Bei Alvars Spezereien ließ Colin sich Süße Dublonen geben. Das waren Pfannkuchen nach liwarischer Art, handtellergroß, fingerdick und mit Honigkaramell gefüllt. Nachdem er die klebrigen Taler in Empfang genommen hatte, griff er betont langsam nach seinem Geldbeutel, um zu signalisieren, dass er für die Küchlein selbstverständlich bezahlen wolle. Der Standbesitzer setzte eine Miene des Entsetzens auf und schüttelte energisch den Kopf. Es war ein Schauspiel, das sich an diesem Tag noch mehrfach wiederholen würde – und zwar jedes Mal, wenn Colin sich an einem der Stände bediente. Gardisten aßen umsonst, aber wie fast alles in Brae Flammar war auch dieser allseits bekannte und akzeptierte Umstand kein Grund, den Vorgang als Selbstverständlichkeit zu behandeln. Es galt, die Formen zu wahren, und so setzte Colin einen Ausdruck erfreuten Erstaunens auf, so als ob ihm das erste Mal in seinem Leben ein Marketender etwas schenke. Er verneigte sich leicht und trottete davon.

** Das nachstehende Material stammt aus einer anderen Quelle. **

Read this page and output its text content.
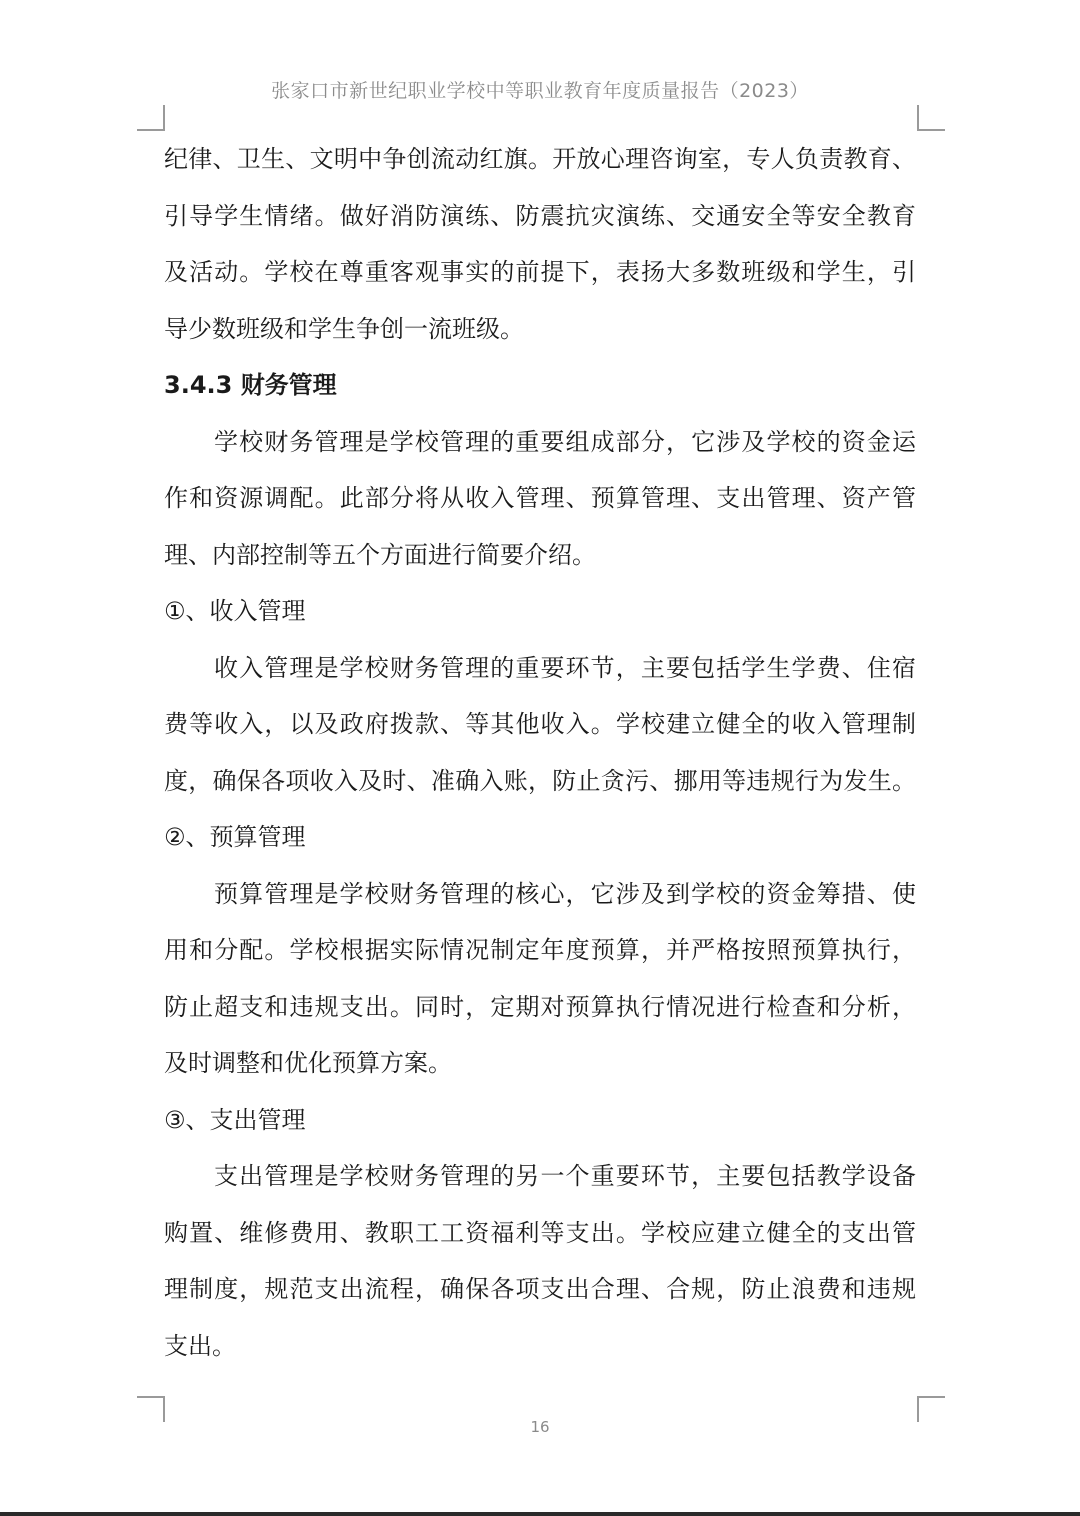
张家口市新世纪职业学校中等职业教育年度质量报告（2023）
纪律、卫生、文明中争创流动红旗。开放心理咨询室，专人负责教育、
引导学生情绪。做好消防演练、防震抗灾演练、交通安全等安全教育
及活动。学校在尊重客观事实的前提下，表扬大多数班级和学生，引
导少数班级和学生争创一流班级。
3.4.3 财务管理
学校财务管理是学校管理的重要组成部分，它涉及学校的资金运
作和资源调配。此部分将从收入管理、预算管理、支出管理、资产管
理、内部控制等五个方面进行简要介绍。
①、收入管理
收入管理是学校财务管理的重要环节，主要包括学生学费、住宿
费等收入，以及政府拨款、等其他收入。学校建立健全的收入管理制
度，确保各项收入及时、准确入账，防止贪污、挪用等违规行为发生。
②、预算管理
预算管理是学校财务管理的核心，它涉及到学校的资金筹措、使
用和分配。学校根据实际情况制定年度预算，并严格按照预算执行，
防止超支和违规支出。同时，定期对预算执行情况进行检查和分析，
及时调整和优化预算方案。
③、支出管理
支出管理是学校财务管理的另一个重要环节，主要包括教学设备
购置、维修费用、教职工工资福利等支出。学校应建立健全的支出管
理制度，规范支出流程，确保各项支出合理、合规，防止浪费和违规
支出。
16
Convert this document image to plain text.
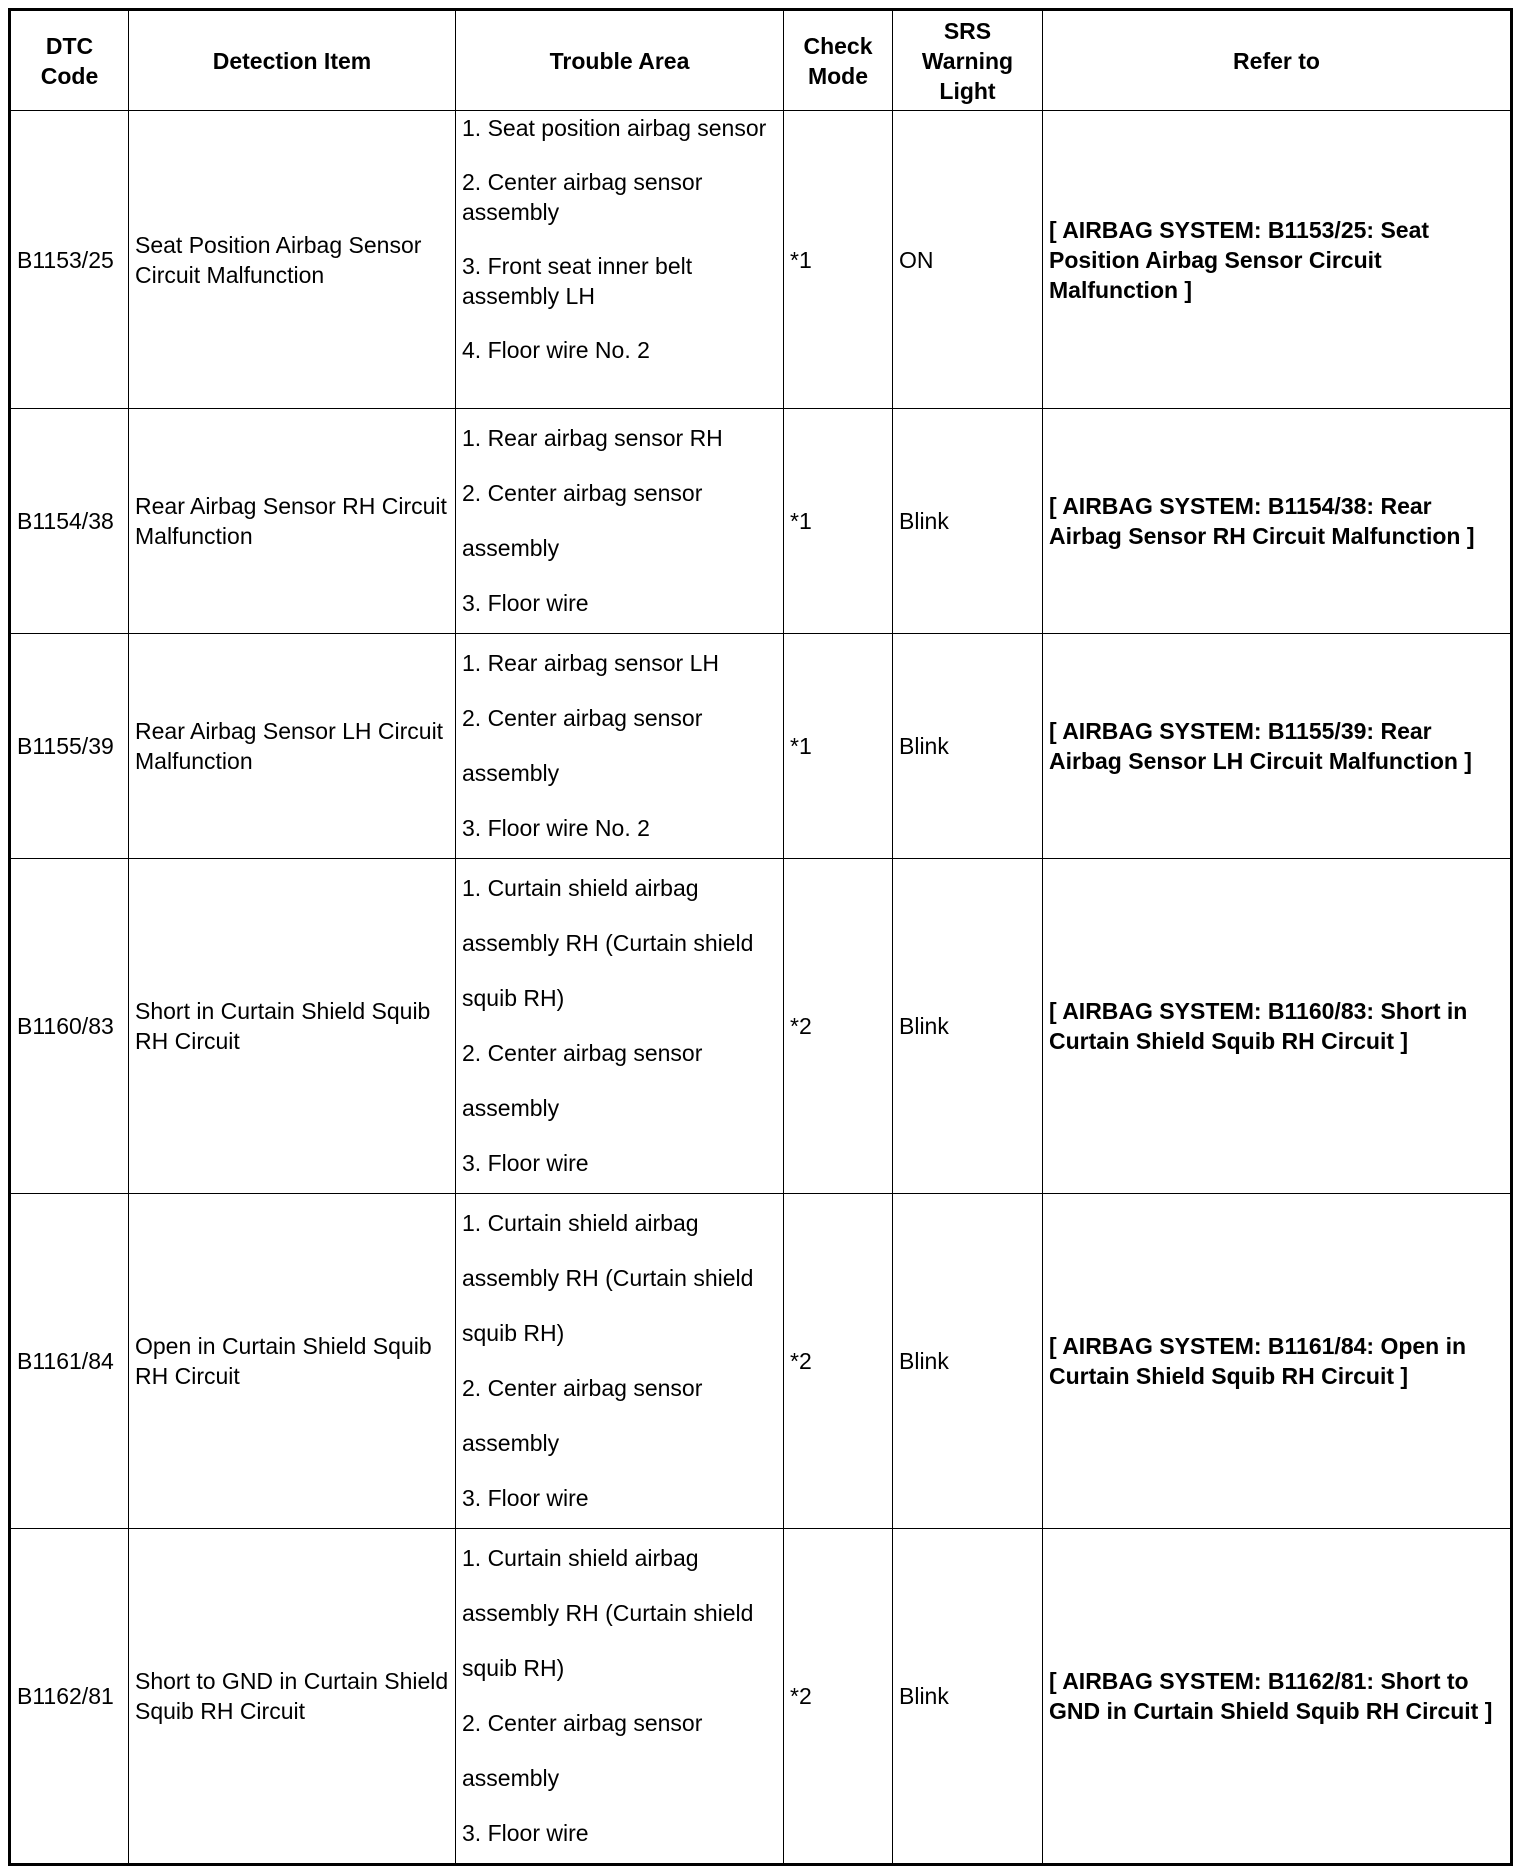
DTC Code	Detection Item	Trouble Area	Check Mode	SRS Warning Light	Refer to
B1153/25	Seat Position Airbag Sensor Circuit Malfunction	1. Seat position airbag sensor
2. Center airbag sensor assembly
3. Front seat inner belt assembly LH
4. Floor wire No. 2	*1	ON	[ AIRBAG SYSTEM: B1153/25: Seat Position Airbag Sensor Circuit Malfunction ]
B1154/38	Rear Airbag Sensor RH Circuit Malfunction	1. Rear airbag sensor RH
2. Center airbag sensor assembly
3. Floor wire	*1	Blink	[ AIRBAG SYSTEM: B1154/38: Rear Airbag Sensor RH Circuit Malfunction ]
B1155/39	Rear Airbag Sensor LH Circuit Malfunction	1. Rear airbag sensor LH
2. Center airbag sensor assembly
3. Floor wire No. 2	*1	Blink	[ AIRBAG SYSTEM: B1155/39: Rear Airbag Sensor LH Circuit Malfunction ]
B1160/83	Short in Curtain Shield Squib RH Circuit	1. Curtain shield airbag assembly RH (Curtain shield squib RH)
2. Center airbag sensor assembly
3. Floor wire	*2	Blink	[ AIRBAG SYSTEM: B1160/83: Short in Curtain Shield Squib RH Circuit ]
B1161/84	Open in Curtain Shield Squib RH Circuit	1. Curtain shield airbag assembly RH (Curtain shield squib RH)
2. Center airbag sensor assembly
3. Floor wire	*2	Blink	[ AIRBAG SYSTEM: B1161/84: Open in Curtain Shield Squib RH Circuit ]
B1162/81	Short to GND in Curtain Shield Squib RH Circuit	1. Curtain shield airbag assembly RH (Curtain shield squib RH)
2. Center airbag sensor assembly
3. Floor wire	*2	Blink	[ AIRBAG SYSTEM: B1162/81: Short to GND in Curtain Shield Squib RH Circuit ]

Im Laufen biss er in den ersten Pfannkuchen. Honigkaramell tropfte in seinen buschigen Bart. Mit einem Seufzer des Behagens ließ er sich auf einer von Kastanien beschatteten Steinbank in der Mitte des Platzes nieder und aß. Als er gerade die letzte Dublone in Angriff nehmen wollte, fiel ihm eine junge Frau auf, die mit seltsam angewinkelten Armen an einem pyronischen Seidenhändler vorbeiging. Ihre Linke hielt sie flach ausgestreckt in Hüfthöhe, mit der Handfläche nach oben. Darüber schwebte ihre Rechte, deren Daumen abgespreizt war. »Flug der Elster« nannten die Gildendiebe diese Technik. Colin sah, wie die winzige, unter dem Daumen der Frau befestigte Klinge den Lederriemen des Geldbeutels durchtrennte. Das Säckchen des Seidenhändlers fiel und landete lautlos in der unteren Hand der Taschendiebin. Der Pyronier hatte nichts bemerkt. Dann verschwand die Frau in der Menge.
Colin Silberbart machte sich eine geistige Notiz. Spätestens beim achten Taschendiebstahl würde er einschreiten. Er biss in seine letzte Dublone und seufzte. Gab es etwas Besseres als liwarischen Honigkaramell? Es versprach, ein wirklich ausgezeichneter Tag zu werden.